Abortion is any interruption of pregnancy before 28 weeks of gestation, resulting in a dead foetus. Death of the foetus thereafter is called foetal death. Spontaneous human abortion may take the form of foetal infection and death, or uterine contraction and rejection of the partially formed foetus which may be malformed or have congenital anomalies. Spontaneous abortion may be habitual. It may occur as a result of disease, malnutrition, genetic defects including radiation, ageing, multiple pregnancies or emotional disorder. Women who smoke during pregnancy have a 27% higher chance of miscarriage. If resulting from disease this may be that of the prospective mother or father. Spontaneous abortion may result in death or the continuance of disease complications or emotional disorder. It may create marital and family problems resulting in breakdown. Although miscarriage may be more common than childbirth, women are not prepared for the possibility or for the callousness with which their feelings of loss and bereavement are dismissed by relatives and medical practitioners.

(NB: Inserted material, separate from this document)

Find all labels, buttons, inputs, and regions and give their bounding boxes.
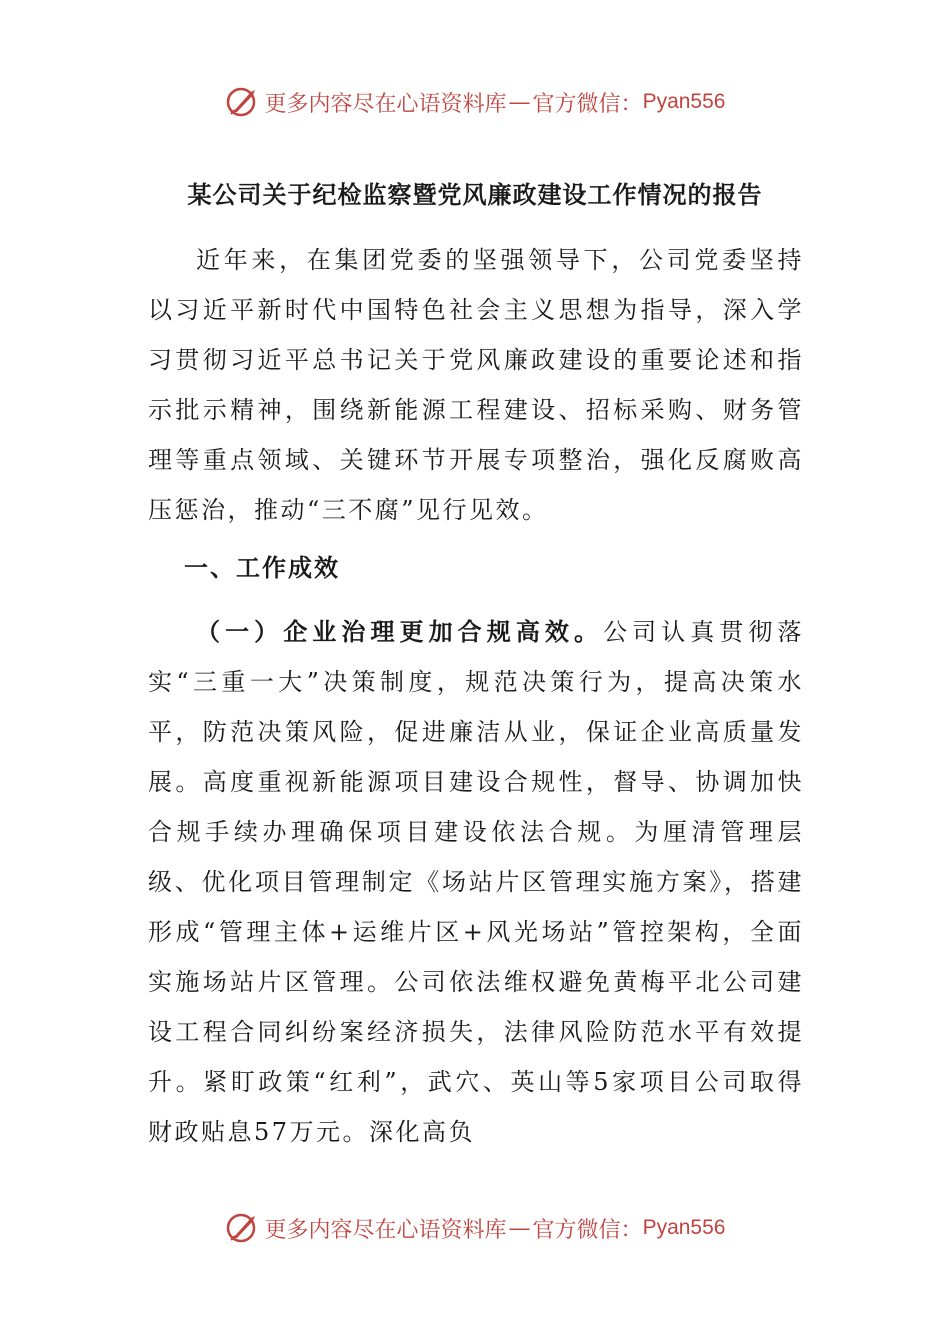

The incidence of spontaneous abortion cannot be estimated accurately because of: the unrepresentative nature of populations available for study in the world; understatement due to failure to recognize abortion, lack of recall and lack of rapport between the woman and the interrogator; over statement, misreporting of temporary amenorrhoea, etc. A reasonable estimate seems to be an over-all-ratio of 15-20 spontaneous abortions per 100 pregnancies (WHO report, 1970). Because of the high percentage of genetic aberrations, between 12 and 15% of of all embryos die within a few days or weeks, without the mother being especially aware of it. Between the second and sixth month about 10 to 15% more will die as spontaneous miscarriages. According to a 1992 British report, an estimated 4,300 miscarriages per year are the result of maternal tobacco smoking.
In Australia in 2000, it was estimated that there was one abortion every 2 minutes.